BM dubbed moombahton "a symbol of KARD."
|J.Seph and Somin. Courtesy of DSP Media|
"In the beginning, we chose moombahton because of its trendiness," Jiwoo said. "As our moombahton-based tracks gained popularity, many listeners began linking the genre to KARD."
BM, who contributed to the composing and lyrics of B-side tracks, said the band was not yet ready to make a dramatic shift in its music.
"While tuning up for the album, we had to decide whether to adhere to our original style or take a risk," he said. "But frankly speaking, we were afraid of tackling a fresh challenge. I believe more time and practice are needed."
Although KARD is known for its breathlessly powerful choreography in its releases including "Hola Hola" (2017) and "Bomb Bomb" (2019), the band has a thirst for singing.
"I want to try filling the stage only with our voices, without any dance movements," Somin passionately said.
Jiwoo agreed, saying: "We once covered 'thank u, next' (2018) ― sung by pop star Ariana Grande ― in our concert without dancing.
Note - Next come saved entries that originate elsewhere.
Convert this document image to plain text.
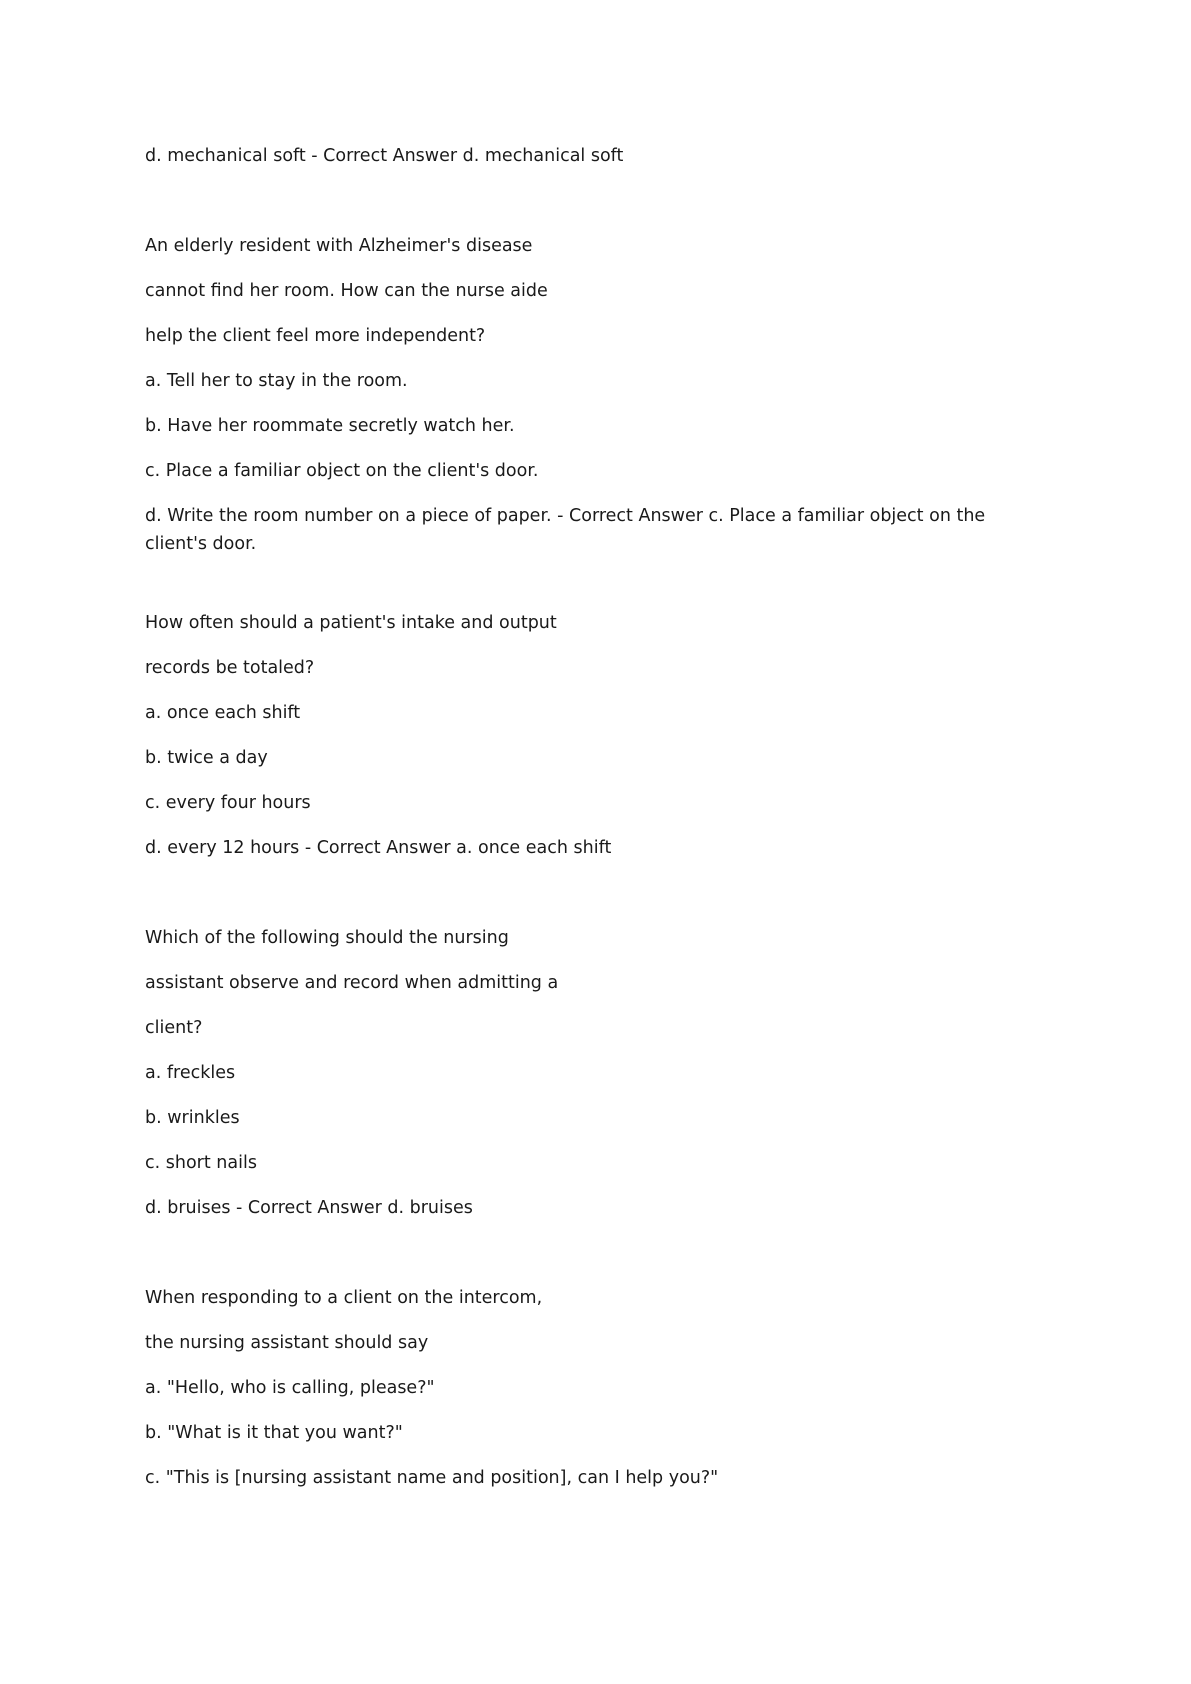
d. mechanical soft - Correct Answer d. mechanical soft
An elderly resident with Alzheimer's disease
cannot find her room. How can the nurse aide
help the client feel more independent?
a. Tell her to stay in the room.
b. Have her roommate secretly watch her.
c. Place a familiar object on the client's door.
d. Write the room number on a piece of paper. - Correct Answer c. Place a familiar object on the client's door.
How often should a patient's intake and output
records be totaled?
a. once each shift
b. twice a day
c. every four hours
d. every 12 hours - Correct Answer a. once each shift
Which of the following should the nursing
assistant observe and record when admitting a
client?
a. freckles
b. wrinkles
c. short nails
d. bruises - Correct Answer d. bruises
When responding to a client on the intercom,
the nursing assistant should say
a. "Hello, who is calling, please?"
b. "What is it that you want?"
c. "This is [nursing assistant name and position], can I help you?"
But our audience was still fond of it."
Meanwhile, the four-member group is facing a big change this year ― J.Seph, 27, is set to join the Army.
"I am quite anxious about serving compulsory military service, because I am afraid of being together with strangers," he said.
Hence, KARD's goal this time is to make as many public appearances as possible and accomplish musical feats before the rapper's enlistment.
"While he is away, the remaining members will make use of the time to grow up," Somin said.